O carro do tio dele não era nem um pouco parecido com a limusine real, era um Opala marrom. Eu gostei, pois apesar de cheirar a gasolina, era um veículo de pessoas normais.

— Não sei nem o seu nome — falei do banco do passageiro, enquanto o garoto focava seus olhos na rua de pedra-sabão.

— Você nunca me perguntou. — Sorriu. — Eu tenho cara de que nome? — Olhou-me de soslaio e depois voltou a prestar atenção na estrada.

Sir. Metido — devolvi seu desafio.

— Essa foi boa — Deu risada.

Estranho, ninguém em Woodland achava graça das minhas tiradas, porque eram "hostis demais para uma dama proferir".

— Mas que nome eu devo dizer quando a... vovó perguntar? — Era esquisito imaginar Louise como minha avó.
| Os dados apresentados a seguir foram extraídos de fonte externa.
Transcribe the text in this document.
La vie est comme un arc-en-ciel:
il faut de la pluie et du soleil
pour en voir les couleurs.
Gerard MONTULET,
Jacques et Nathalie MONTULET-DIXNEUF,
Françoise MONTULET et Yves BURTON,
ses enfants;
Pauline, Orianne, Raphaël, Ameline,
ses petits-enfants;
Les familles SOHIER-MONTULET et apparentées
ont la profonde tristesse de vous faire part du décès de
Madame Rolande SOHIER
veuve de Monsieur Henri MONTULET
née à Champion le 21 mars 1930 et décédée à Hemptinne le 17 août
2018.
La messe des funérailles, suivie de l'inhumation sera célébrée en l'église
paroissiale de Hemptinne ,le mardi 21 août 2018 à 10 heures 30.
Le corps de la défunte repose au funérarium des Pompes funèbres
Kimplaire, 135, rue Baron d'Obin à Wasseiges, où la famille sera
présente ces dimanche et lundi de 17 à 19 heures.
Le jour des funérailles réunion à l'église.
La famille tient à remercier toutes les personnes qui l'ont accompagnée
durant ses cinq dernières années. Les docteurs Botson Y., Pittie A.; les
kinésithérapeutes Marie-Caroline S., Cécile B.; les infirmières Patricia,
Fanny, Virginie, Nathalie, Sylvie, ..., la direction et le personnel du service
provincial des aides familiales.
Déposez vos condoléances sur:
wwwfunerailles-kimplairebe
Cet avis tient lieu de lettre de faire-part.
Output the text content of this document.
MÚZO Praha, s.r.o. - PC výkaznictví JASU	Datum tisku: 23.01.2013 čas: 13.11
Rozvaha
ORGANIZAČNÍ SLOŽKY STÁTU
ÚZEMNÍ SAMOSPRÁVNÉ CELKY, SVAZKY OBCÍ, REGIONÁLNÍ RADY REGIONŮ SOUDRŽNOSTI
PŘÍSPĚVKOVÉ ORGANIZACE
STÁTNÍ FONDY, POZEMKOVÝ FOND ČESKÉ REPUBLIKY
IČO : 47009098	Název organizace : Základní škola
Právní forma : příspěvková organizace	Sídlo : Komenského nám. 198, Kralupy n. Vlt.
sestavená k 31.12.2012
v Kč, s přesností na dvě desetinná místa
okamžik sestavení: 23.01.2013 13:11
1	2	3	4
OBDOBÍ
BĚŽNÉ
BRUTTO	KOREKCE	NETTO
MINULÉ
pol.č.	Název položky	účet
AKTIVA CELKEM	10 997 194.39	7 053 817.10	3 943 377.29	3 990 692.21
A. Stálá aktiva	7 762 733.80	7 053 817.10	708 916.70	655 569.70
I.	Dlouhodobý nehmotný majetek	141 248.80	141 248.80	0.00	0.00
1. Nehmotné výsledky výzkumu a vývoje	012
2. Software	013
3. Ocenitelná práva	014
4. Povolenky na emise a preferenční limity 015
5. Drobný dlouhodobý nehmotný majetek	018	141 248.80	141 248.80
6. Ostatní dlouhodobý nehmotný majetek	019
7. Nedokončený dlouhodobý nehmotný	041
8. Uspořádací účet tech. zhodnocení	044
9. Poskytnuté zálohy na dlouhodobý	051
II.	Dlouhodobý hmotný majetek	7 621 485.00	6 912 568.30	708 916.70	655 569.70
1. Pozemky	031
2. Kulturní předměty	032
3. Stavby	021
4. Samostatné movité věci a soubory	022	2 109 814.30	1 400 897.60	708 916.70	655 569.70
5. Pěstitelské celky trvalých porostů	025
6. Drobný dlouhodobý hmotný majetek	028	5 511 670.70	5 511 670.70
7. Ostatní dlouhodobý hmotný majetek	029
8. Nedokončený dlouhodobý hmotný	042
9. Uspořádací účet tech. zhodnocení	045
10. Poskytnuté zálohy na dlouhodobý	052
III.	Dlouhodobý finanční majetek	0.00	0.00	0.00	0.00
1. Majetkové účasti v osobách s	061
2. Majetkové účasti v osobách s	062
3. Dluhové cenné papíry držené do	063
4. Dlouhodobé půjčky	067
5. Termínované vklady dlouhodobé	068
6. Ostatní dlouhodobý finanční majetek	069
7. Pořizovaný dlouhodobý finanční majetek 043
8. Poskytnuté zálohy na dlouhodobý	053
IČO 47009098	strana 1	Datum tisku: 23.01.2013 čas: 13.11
Minha avó legítima, Hortênsia, a duquesa de Woodland, era totalmente diferente da minha babá. Enquanto Louise era só sorrisos, vovó Hortênsia era só reclamações. Ok, o meu pai herdou isso dela, e depois, euzinha herdei dele. A minha avó materna eu não conhecia, mamãe disse que ela vivia nas cadeias montanhosas do Chile. Teoricamente, a minha mãe é uma duquesa, não uma rainha (ainda que o povo ambense a considerasse assim), pois, embora pertença a uma rica e respeitada família, não vinha de nenhuma linhagem real. E agora ela fazia questão que eu me casasse com um "puro sangue azul"! Um pouco cômico, não?!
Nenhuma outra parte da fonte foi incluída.